You can also omit the meta description and let Google generate its own or let your CMS or plugin do the work, but it is better to have some control over how your page is presented in the search results.
Be creative and stand out in the SERPs:
Important Stuff to Remember:
- Short and sweet, about as long as a Tweet
- Write accurate, interesting descriptions – not a list of keywords
- Just one – make sure your CMS and any plugins are not putting in duplicates
What About The Keyword Tag?
The keyword meta tag is not completely useless, however. Some social bookmarking sites do use them to help you categorize bookmarks, for example.

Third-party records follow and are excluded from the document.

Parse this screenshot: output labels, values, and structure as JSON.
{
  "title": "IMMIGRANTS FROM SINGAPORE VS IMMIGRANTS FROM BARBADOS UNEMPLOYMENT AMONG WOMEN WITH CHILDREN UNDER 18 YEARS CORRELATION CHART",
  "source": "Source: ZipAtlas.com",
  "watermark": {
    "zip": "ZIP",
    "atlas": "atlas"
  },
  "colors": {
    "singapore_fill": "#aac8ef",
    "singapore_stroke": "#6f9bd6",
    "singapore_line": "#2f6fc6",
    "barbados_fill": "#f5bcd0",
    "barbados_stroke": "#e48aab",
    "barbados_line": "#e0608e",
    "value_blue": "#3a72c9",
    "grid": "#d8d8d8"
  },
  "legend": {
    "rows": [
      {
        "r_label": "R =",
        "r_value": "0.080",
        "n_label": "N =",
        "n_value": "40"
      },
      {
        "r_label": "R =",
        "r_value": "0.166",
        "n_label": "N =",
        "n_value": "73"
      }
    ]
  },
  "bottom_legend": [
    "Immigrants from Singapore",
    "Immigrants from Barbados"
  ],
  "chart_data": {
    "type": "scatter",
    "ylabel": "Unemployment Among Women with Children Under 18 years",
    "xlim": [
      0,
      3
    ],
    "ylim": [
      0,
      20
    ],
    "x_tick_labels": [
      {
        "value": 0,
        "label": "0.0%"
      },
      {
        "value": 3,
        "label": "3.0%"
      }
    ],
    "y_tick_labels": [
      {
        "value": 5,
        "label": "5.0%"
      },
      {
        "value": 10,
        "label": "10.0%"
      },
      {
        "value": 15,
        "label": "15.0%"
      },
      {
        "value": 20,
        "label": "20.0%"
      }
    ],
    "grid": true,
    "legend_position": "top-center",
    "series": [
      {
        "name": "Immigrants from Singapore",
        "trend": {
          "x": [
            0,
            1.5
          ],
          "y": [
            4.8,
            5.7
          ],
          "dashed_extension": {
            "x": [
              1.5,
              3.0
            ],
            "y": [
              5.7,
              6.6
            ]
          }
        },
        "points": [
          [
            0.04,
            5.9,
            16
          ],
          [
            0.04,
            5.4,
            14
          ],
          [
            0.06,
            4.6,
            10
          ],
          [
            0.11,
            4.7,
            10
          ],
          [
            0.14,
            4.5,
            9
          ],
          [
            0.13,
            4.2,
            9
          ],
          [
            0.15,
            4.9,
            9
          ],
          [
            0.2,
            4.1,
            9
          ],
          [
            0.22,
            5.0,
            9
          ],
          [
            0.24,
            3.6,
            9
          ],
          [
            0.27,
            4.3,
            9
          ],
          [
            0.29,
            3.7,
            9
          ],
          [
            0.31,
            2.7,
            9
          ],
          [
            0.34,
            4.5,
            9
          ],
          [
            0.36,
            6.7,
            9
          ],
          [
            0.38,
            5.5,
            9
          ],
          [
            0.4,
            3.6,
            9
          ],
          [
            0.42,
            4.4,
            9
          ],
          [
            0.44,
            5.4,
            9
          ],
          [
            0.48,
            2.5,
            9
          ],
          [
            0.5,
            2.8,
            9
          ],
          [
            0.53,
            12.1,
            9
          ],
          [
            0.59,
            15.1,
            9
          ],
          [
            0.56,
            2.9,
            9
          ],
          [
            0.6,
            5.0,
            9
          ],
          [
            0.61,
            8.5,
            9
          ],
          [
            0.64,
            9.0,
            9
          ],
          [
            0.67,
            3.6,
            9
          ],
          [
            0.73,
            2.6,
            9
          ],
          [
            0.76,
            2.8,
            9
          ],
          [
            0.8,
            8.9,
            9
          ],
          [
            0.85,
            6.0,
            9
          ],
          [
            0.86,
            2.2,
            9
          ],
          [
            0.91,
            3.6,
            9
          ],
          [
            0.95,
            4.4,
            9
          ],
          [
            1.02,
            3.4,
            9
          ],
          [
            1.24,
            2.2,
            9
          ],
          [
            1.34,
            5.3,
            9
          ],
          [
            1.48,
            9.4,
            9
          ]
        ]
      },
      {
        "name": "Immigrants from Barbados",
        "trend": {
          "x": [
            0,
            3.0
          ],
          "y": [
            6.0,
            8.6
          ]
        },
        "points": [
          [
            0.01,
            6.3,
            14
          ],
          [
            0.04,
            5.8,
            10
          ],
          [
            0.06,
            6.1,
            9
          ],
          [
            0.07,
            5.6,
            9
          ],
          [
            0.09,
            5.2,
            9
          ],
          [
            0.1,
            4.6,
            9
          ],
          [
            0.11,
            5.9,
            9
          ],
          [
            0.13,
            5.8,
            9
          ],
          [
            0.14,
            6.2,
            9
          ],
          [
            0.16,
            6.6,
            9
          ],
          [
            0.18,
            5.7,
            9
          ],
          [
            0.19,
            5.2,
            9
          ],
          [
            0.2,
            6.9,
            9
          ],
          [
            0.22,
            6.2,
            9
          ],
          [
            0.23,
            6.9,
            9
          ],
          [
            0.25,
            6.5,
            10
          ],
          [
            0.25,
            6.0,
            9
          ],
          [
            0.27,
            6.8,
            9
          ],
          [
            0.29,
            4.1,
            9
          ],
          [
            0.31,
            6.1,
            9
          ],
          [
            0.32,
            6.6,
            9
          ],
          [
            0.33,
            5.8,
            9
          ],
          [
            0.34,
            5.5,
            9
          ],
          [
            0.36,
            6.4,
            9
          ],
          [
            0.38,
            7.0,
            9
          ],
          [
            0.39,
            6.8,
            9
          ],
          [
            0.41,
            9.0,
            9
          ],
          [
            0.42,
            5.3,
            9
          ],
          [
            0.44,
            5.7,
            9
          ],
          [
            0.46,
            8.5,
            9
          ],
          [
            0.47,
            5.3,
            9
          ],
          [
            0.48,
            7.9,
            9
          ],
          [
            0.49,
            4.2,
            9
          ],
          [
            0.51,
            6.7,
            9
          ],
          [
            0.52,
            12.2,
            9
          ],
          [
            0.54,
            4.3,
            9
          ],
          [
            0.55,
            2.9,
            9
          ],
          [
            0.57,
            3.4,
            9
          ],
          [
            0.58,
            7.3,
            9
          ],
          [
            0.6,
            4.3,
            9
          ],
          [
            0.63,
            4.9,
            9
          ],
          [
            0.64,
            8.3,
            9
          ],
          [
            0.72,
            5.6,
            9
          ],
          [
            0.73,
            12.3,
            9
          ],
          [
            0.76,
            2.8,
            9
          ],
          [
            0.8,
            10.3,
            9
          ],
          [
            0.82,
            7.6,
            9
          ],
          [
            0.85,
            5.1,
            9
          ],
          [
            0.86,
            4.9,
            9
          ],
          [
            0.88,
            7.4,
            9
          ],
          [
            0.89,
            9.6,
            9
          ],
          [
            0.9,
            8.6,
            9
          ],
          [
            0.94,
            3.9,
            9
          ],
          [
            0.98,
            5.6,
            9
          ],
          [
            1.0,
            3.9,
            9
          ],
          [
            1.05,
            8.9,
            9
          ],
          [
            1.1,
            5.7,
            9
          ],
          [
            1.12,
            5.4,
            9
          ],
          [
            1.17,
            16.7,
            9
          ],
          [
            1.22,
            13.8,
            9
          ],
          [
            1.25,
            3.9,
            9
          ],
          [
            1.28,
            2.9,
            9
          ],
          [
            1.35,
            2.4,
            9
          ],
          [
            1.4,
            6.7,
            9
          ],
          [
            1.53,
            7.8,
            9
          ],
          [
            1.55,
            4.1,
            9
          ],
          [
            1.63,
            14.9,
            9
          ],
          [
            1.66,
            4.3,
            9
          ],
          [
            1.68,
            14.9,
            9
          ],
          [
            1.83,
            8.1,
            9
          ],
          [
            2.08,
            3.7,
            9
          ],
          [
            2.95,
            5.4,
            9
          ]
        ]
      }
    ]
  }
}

If you are superstitious, already use it, or for whatever reason want to use the meta keywords tag anyway – use only keywords which are very appropriate for the page (not your favorite keyword for the whole site), and only use a few.
Important Stuff to Remember:
- You don’t need the keyword meta tag
- If you still want to include it, use only a few very relevant keywords separated by commas
Robots Meta Tag
< meta name=”robots” content=”noindex,nofollow”>.
Some search engines ignore this tag, so if you really want to block something from search engine crawlers, it is better to use a robots.txt file to do so.
Important stuff to remember:
- If you use robots meta while developing a site or page, don’t forget to remove it!
- When in doubt, leave it out. Unless you are sure you want to block a page from the search engine index, don’t add a meta robots tag.
Other Meta Tags
Here are a few outdated meta tags you don’t need and should not use.
<meta name=”revisit-after” content=”30 days”> used to tell the spiders when to return.
<meta name=”distribution” content=”web”> once told the search engines how the content was distributed. Huh?
<meta http-equiv=”refresh” content=”30″> would make the browser refresh the page. Why? Who knows – to inflate hit counts for spammy sites selling ads based on traffic?
<meta http-equiv=”refresh” content=”x_seconds; url=http://www.domain.com/some other page.html”> would redirect to another page after a certain amount of time.
These are often found on older sites or sites built by people who followed some bad advice, and are no longer used since there are better ways or because the search engines have said not to use them. For example, redirects should be done through other server-side methods like in the .htaccess file.
There are many other meta tags like verification for Webmaster Tools and other sites, Facebook OpenGraph, Twitter Hover Cards, and a variety of new things to put in your head like schema markup and rich data snippets (more on those very important ways of interacting with search engines in a future post).
For now, this basic advice on meta tags and title elements should help you make sure you have what you need in your head and remove what you don’t.